Diyarbakır Barosu Başkanı Tahir Elçi’nin katledilmesinin üzerinden iki yıl geçti. Elçi, 28 Kasım 2015 tarihinde, Diyarbakır'ın Sur ilçesinde çatışmalarda zarar gören 4 ayaklı minare önünde bir grup avukat ile birlikte açıklama yaptığı sırada vurularak katledildi.
İki yıl geçmesine rağmen Elçi'yi katledenler “bulunamadığı” için göstermelik bir yargı süreci dahi başlamadı. Devlet ise, Tahir Elçi'nin katillerini yargılamak yerine ona “terörist” demekle meşgul. Çünkü Elçi, bir Kürt aydını olarak kendi kimliğini inkar etmeyen, tersine ulusal kimliği için mücadele eden onurlu, dürüst bir avukattır. Sermaye devleti için bu ölçütler “terörist” olmak için yeterlidir. Kürt halkı içinde Tahir Elçi gibi onurluca ulusal kurtuluş mücadelesi safında duran pek çok insan var. Ama Tahir Elçi Diyarbakır Barosu Başkanı. Üstelik Ceza Hukuku ve İnsan Hakları alanında yetkin bir isim. Türkiye Barolar Birliği (TBB) İnsan Hakları Merkezi Bilim Danışma Kurulu üyesi, Türkiye İnsan Hakları Vakfı (TİHV) Kurucular Kurulu üyesi...
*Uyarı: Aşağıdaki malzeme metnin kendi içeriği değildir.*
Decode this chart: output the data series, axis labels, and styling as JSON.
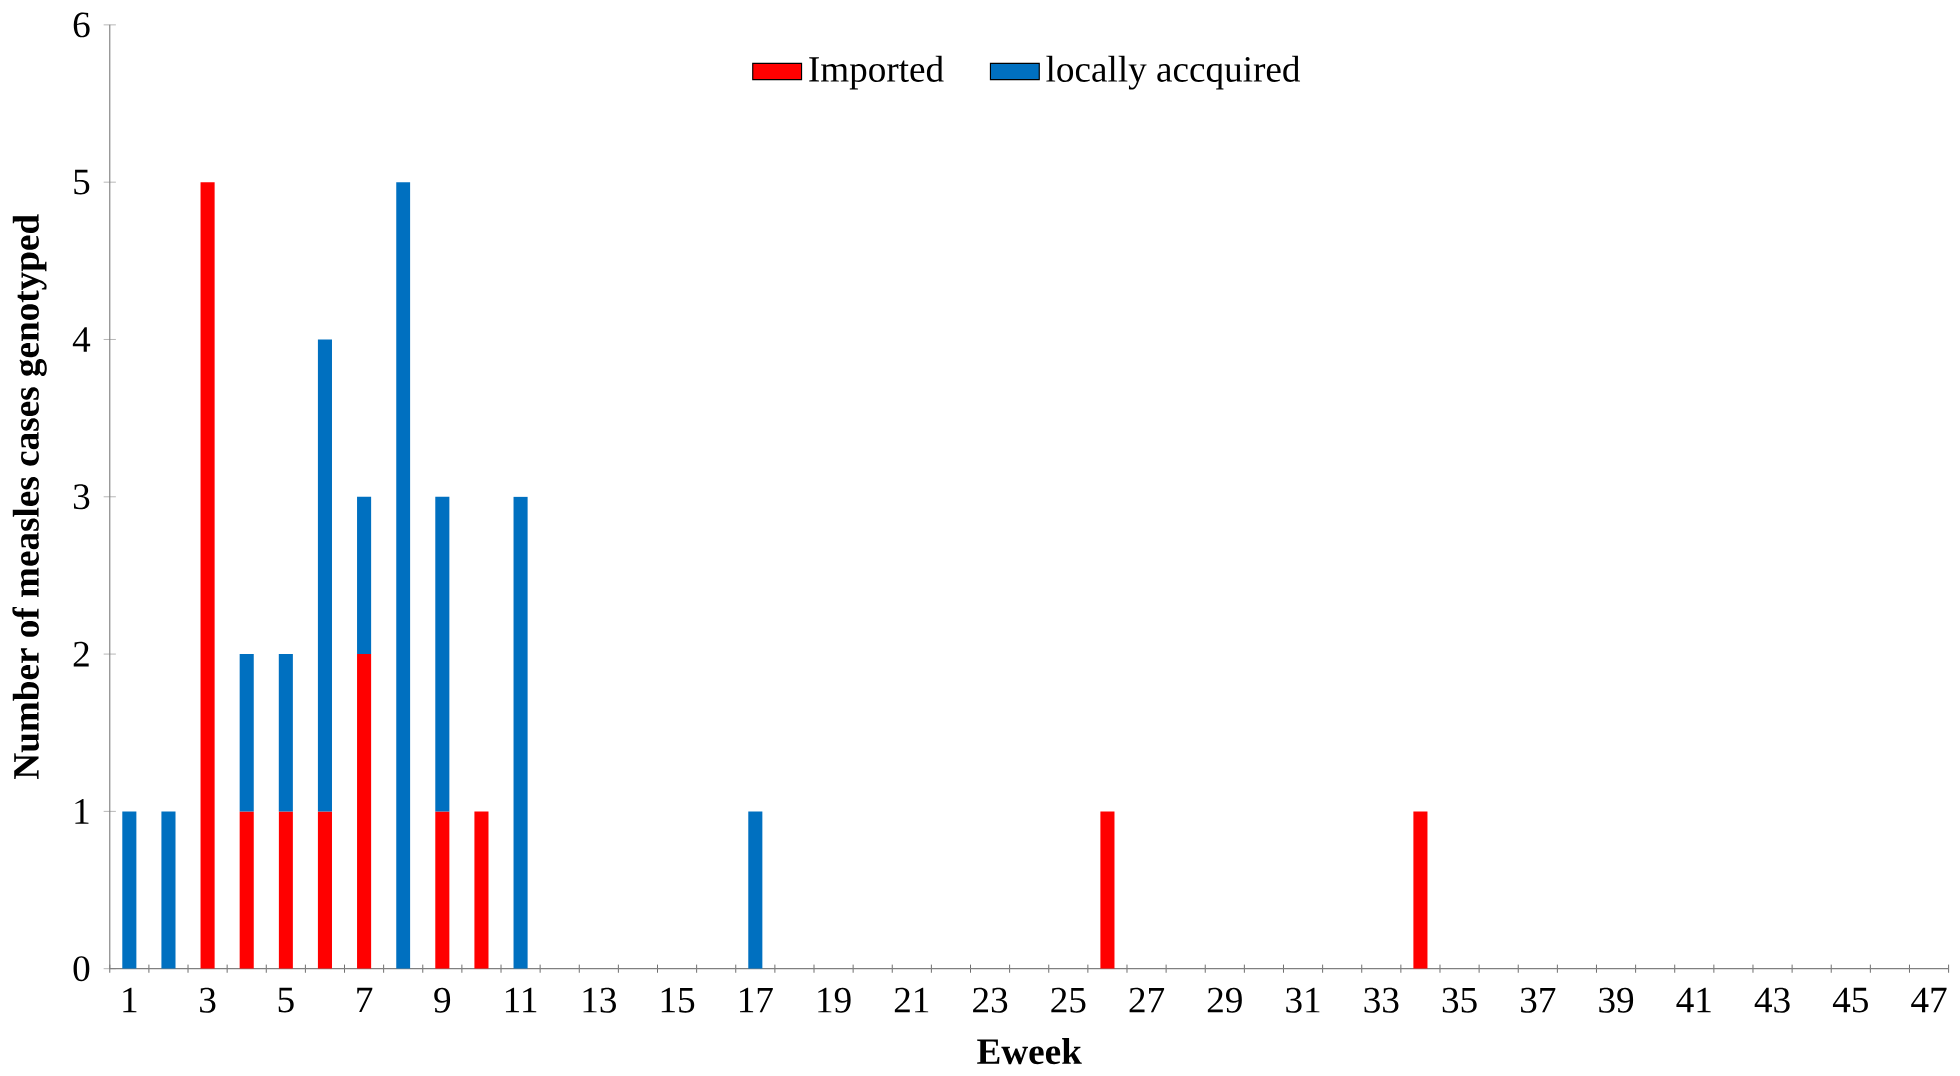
{
  "chart_data": {
    "type": "bar",
    "stacked": true,
    "xlabel": "Eweek",
    "ylabel": "Number of measles cases genotyped",
    "categories": [
      "1",
      null,
      "3",
      null,
      "5",
      null,
      "7",
      null,
      "9",
      null,
      "11",
      null,
      "13",
      null,
      "15",
      null,
      "17",
      null,
      "19",
      null,
      "21",
      null,
      "23",
      null,
      "25",
      null,
      "27",
      null,
      "29",
      null,
      "31",
      null,
      "33",
      null,
      "35",
      null,
      "37",
      null,
      "39",
      null,
      "41",
      null,
      "43",
      null,
      "45",
      null,
      "47"
    ],
    "series": [
      {
        "name": "Imported",
        "color": "#ff0000",
        "values": [
          null,
          null,
          5,
          1,
          1,
          1,
          2,
          null,
          1,
          1,
          null,
          null,
          null,
          null,
          null,
          null,
          null,
          null,
          null,
          null,
          null,
          null,
          null,
          null,
          null,
          1,
          null,
          null,
          null,
          null,
          null,
          null,
          null,
          1,
          null,
          null,
          null,
          null,
          null,
          null,
          null,
          null,
          null,
          null,
          null,
          null,
          null
        ]
      },
      {
        "name": "locally accquired",
        "color": "#0070c0",
        "values": [
          1,
          1,
          null,
          1,
          1,
          3,
          1,
          5,
          2,
          null,
          3,
          null,
          null,
          null,
          null,
          null,
          1,
          null,
          null,
          null,
          null,
          null,
          null,
          null,
          null,
          null,
          null,
          null,
          null,
          null,
          null,
          null,
          null,
          null,
          null,
          null,
          null,
          null,
          null,
          null,
          null,
          null,
          null,
          null,
          null,
          null,
          null
        ]
      }
    ],
    "ylim": [
      0,
      6
    ],
    "yticks": [
      0,
      1,
      2,
      3,
      4,
      5,
      6
    ],
    "legend": "top"
  }
}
Tahir Elçi katledilmeden kısa süre önce katıldığı bir televizyon programında “PKK terör örgütü değil, ...siyasal bir harekettir” demiş, bu sözlerinden dolayı hedef haline gelmiş ve kendisine dava açılmıştı. Tahir Elçi kendisine dönük başlatılan siyasal linç saldırılarına rağmen söylediğinden geri adım atmamıştı.
Tahir Elçi yaşamı boyunca onurlu ve dürüst bir aydındı, avukattı
Tahir Elçi sadece bir televizyon programında söylediği sözler üzerine katledilmedi. Bu sözlerinden önce ve sonra da bütün saldırılara karşı onurlu ve dik durdu. Ki Tahir Elçi'nin o güne dek ortaya koyduğu karakterinin esasıydı bunlar.
Tahir Elçi 1990'lı yıllardaki yargısız infaz, faili meçhul cinayetler, köy yakma davalarında mağdur edilen Kürlerin avukatlığını yaptı. Diyarbakır ve bölgedeki hak ihlalleriyle ilgili de birçok çalışma sürdürdü. Elçi, 1994 yılında 26 kişinin ölümüne neden olan Kuşkonar ve Koçağılı köylerinin bombalanması, Lice Davası, Temizöz Davası, Roboski Katliamı gibi pek çok davanın avukatlığını üslendi.
Özcesi, saldırıya uğrayan Kürtlerin yanındaydı hep Tahir Elçi. Sermaye devleti, 20 Temmuz 2015’te gerçekleştirdiği Suruç katliamı ile birlikte Kürt halkını hedef alan kirli savaş politikalarına hız verdi. Böylesi bir konjonktürde kirli savaş politikasının bir parçası olarak Tahir Elçi gibi onurlu, dik duran bir Kürt aydını katledildi.
Elçi’nin gerçek faili sermaye devletidir. Devletin göstermelik dahi olsa bir fail “bulamayıp” yargılama sürecine başlamaması hukuksal bir ihmal değil, politik bir tutumdur.
Bu yanıyla, Tahir Elçi'yi katledenlerin yargılanması için verilecek mücadele dolaysız olarak kirli savaşı, sermaye devletini ve düzenini hedeflemelidir.